Accueil Economie Le drone américain abattu par l’Iran vaut près de 200 millions d’euros !

Le drone américain abattu par l’Iran vaut près de 200 millions d’euros !

par Naqi

Le drone : Le RQ-4A Global Hawk est un drone de surveillance très avancé et sans pilote, il est fabriqué par Northrop Grumman. Chaque drone coûte plus de 220 millions de dollars au gouvernement américain pour sa fabrication.

Le U.S Central Command a confirmé l’identité du drone dans un communiqué.

Au-delà de la démonstration de force technologique iranienne, c’est aussi un coup dur financier pour les États-Unis, car les Global Hawk sont parmi les drones les plus chers de l’armée américaine.

Le RQ-4A Global Hawk, qui survolait les eaux internationales selon Washington, a une envergure similaire à celle d’un Boeing 737. Il est bien plus imposant et lent que les très redoutés drones Predator ou Reaper, utilisés par l’armée américaine pour les missions d’assassinats ciblées. Celui-ci fait 40 mètres d’envergure et peut atteindre des vitesses de plus de 635km/h.

Un matériel qui lui permet de faire des relevés géographiques ou photographiques très précis et même d’intercepter des communications téléphoniques ou radio au sol depuis des hautes altitudes.

Il peut, en effet, continuer à espionner depuis une altitude de 19,8 km, soit environ deux fois plus haut qu’un avion traditionnel. Il peut ainsi “fournir des renseignements en temps réel sur une superficie de 103 600 km², soit un peu moins que la taille d’un État américain comme l’Illinois”, assure le constructeur de ce drone, Northrop Grumman, sur son site.

Une capacité à voler haut tout en restant opérationnel qui est, d’ailleurs, “l’un des principaux arguments de vente des Global Hawk car ils sont ainsi, en théorie, plus difficiles à abattre depuis le sol”, explique au site Wired, Ulrike Franke, spécialiste des drones au Centre européen des relations internationales.

Le fait que l’Iran y soit parvenu “démontre que le pays est technologiquement plus avancé que ce qu’on aurait pu croire.
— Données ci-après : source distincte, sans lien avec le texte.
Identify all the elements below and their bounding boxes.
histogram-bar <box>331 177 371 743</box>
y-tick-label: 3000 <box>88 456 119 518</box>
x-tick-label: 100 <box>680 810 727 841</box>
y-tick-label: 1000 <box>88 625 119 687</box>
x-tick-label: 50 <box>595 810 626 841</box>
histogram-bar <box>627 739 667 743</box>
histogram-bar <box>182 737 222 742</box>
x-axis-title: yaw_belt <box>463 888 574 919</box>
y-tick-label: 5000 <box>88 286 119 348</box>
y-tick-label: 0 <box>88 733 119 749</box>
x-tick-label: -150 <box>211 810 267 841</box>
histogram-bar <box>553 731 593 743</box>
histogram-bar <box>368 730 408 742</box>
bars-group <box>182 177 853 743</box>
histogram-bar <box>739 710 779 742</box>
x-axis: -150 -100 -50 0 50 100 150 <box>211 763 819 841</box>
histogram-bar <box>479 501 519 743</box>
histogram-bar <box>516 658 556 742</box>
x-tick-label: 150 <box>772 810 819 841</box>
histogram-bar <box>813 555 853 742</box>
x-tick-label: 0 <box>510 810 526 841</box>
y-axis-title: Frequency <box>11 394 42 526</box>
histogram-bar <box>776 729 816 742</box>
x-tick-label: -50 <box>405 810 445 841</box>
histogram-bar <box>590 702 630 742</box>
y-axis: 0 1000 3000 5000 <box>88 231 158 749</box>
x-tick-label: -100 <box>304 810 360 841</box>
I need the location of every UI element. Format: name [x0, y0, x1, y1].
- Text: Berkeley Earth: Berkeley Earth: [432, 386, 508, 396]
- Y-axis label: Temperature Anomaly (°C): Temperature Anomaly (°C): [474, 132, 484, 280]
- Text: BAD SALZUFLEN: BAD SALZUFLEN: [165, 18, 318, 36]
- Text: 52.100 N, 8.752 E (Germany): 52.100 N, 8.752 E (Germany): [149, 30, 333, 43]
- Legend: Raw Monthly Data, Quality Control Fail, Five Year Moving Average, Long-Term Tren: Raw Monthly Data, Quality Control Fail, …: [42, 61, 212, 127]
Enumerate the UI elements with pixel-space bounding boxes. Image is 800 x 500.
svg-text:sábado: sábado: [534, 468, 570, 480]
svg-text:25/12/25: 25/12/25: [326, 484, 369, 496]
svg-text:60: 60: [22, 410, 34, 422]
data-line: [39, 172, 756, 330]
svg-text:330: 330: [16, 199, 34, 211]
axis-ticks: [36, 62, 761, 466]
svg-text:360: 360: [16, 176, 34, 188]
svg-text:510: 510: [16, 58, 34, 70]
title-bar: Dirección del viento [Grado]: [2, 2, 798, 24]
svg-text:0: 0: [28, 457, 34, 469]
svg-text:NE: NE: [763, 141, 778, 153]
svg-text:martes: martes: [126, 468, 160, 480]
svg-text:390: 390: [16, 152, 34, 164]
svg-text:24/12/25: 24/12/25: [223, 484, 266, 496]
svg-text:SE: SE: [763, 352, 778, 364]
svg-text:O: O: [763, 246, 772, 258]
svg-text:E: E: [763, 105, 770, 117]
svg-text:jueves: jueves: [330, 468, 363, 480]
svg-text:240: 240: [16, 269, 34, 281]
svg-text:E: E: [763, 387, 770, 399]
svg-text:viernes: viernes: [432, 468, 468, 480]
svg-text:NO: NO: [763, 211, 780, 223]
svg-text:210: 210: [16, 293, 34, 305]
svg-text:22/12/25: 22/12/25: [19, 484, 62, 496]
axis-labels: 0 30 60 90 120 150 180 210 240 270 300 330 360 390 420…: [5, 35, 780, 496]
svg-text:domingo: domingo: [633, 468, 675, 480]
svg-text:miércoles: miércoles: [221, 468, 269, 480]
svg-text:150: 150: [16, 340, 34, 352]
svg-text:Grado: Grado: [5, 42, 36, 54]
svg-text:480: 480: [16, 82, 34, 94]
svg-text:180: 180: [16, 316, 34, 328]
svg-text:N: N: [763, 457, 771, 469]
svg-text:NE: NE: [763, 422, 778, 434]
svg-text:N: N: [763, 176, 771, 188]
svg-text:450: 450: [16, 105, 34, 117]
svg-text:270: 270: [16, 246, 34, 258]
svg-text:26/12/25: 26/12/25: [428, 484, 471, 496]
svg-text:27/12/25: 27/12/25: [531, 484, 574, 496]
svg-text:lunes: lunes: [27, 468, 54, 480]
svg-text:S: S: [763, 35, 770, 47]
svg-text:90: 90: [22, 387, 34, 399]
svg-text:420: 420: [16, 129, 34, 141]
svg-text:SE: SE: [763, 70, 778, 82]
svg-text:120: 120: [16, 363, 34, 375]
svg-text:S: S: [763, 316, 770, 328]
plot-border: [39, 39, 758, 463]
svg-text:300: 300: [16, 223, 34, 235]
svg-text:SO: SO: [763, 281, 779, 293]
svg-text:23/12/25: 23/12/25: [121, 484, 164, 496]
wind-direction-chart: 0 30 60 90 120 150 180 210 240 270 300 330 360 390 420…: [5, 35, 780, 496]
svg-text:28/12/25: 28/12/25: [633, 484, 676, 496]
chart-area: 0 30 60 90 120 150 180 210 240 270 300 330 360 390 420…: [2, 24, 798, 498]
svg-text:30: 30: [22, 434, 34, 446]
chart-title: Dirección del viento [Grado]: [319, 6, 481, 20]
En un sens, c’est un message envoyé aux États-Unis pour les prévenir de ne pas sous-estimer leur capacité militaire”, estime Amy Zegart, co-directrice du Centre pour la sécurité internationale et la coopération de l’université de Stanford (Californie), interrogé par Time.

De plus, faut noter que les prix du pétrole ont augmenté de près de 6% après ces tensions.